Кэлвин не смог разжать рук, чтобы освободить жгут для санитара.
— Я же сказал, что займусь им, полковник, — повторил снова санитар, немного резко, — Отпустите его, ради всего святого.
Другие руки принялись за него, кто-то заставил его ослабить хватку на перетянутом рукаве куртки, другие накладывали повязку на его раны. Затем у него потемнело в глазах, когда полковник Пол Кэлвин потерял сознание.
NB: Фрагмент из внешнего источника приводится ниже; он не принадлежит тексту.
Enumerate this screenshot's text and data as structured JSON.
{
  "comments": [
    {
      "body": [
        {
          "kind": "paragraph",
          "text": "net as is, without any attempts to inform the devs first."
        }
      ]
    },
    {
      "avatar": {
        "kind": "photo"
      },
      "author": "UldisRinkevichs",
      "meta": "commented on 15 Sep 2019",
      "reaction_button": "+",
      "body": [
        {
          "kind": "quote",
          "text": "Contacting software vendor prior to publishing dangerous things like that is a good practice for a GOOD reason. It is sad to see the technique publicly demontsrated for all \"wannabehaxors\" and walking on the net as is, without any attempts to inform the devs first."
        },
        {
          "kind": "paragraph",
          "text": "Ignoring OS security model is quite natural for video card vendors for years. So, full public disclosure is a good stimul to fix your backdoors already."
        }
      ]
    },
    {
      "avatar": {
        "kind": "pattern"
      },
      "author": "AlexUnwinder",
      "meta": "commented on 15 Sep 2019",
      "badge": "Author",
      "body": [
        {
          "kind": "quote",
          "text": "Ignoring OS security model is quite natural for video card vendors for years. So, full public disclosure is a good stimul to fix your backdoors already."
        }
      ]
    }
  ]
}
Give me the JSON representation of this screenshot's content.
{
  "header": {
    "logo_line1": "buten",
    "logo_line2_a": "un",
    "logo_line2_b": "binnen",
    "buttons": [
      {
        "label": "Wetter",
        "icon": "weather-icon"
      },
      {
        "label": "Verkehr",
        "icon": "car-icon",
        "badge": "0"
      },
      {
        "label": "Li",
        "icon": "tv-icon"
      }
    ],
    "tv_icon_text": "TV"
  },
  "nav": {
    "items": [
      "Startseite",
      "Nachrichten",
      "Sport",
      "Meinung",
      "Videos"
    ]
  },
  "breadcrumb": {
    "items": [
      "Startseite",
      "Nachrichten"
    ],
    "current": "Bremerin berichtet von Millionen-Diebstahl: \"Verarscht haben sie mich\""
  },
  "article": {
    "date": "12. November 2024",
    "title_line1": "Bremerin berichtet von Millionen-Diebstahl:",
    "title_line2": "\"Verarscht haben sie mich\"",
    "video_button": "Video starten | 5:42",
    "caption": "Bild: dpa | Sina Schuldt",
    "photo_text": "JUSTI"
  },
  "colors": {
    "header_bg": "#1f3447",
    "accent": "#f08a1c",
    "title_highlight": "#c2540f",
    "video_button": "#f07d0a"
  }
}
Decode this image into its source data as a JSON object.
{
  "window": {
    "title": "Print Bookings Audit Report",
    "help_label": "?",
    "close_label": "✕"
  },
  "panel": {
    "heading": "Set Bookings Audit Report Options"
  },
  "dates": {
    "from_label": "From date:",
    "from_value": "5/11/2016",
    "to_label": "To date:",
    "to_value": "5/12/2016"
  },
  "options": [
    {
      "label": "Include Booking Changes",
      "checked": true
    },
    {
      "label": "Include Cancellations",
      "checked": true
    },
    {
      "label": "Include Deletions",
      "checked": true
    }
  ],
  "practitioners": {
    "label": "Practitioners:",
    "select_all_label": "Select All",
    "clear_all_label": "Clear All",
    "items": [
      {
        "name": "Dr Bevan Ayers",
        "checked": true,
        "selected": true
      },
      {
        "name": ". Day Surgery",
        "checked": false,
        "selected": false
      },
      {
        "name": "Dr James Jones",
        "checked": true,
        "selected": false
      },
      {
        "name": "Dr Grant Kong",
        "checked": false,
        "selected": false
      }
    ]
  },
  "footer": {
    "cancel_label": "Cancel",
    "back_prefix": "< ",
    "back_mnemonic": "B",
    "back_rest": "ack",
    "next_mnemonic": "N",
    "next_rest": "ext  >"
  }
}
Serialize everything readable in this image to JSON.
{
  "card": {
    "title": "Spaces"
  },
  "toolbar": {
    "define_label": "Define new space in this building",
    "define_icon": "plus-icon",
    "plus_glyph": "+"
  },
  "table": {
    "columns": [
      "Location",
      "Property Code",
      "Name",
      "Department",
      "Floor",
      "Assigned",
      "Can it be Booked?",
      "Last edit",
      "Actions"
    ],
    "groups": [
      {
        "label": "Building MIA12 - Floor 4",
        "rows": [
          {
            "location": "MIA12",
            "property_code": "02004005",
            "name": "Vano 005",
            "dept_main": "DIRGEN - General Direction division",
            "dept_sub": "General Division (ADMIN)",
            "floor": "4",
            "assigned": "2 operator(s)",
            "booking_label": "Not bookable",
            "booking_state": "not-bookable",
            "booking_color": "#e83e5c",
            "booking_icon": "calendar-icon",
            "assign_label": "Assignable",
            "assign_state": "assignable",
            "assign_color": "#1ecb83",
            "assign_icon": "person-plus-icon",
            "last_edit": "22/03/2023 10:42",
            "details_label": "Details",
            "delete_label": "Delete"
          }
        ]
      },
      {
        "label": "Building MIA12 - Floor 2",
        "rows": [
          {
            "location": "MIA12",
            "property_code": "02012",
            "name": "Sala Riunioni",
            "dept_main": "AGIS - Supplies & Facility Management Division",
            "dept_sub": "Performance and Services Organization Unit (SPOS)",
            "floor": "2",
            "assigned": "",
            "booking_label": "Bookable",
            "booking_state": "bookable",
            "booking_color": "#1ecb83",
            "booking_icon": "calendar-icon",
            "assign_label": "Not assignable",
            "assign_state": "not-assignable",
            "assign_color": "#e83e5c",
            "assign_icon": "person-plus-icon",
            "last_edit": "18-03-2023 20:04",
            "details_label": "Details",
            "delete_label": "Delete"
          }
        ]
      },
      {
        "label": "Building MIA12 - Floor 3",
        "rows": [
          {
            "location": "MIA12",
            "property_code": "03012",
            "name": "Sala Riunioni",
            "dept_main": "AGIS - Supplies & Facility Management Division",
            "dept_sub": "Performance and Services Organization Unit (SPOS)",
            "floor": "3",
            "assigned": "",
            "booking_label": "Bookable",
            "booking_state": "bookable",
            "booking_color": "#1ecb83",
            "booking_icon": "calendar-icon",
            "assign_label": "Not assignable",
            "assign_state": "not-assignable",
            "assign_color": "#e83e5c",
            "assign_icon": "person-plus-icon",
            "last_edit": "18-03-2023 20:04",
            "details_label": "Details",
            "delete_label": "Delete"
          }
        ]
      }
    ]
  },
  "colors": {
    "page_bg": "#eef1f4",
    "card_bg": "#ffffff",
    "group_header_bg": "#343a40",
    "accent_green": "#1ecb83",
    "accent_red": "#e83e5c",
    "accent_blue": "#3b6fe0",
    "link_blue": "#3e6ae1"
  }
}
«Уотчмэн», несший эмблему 19го Кавалерийского полка — пылающего дикого жеребца, двигался вдоль забора периметра, его лазеры и пулеметы, казалось, внушали ужас, странно любопытной толпе по ту сторону колючей проволоки. Рядом с ногами сорокатонного монстра двигался взвод бронированной пехоты, их противопехотное оружие было наготове. Наплечники их тяжелой брони украшала та же эмблема жеребца. На заднем плане белая машина скорой помощи неслась по направлению медпункта космопорта, в то время, как отделение военной полиции Лёгкой Кавалерии старались удержать солдат ЭЛК от попытки пробиться к месту происшествия, чтобы помочь их павшим товарищам.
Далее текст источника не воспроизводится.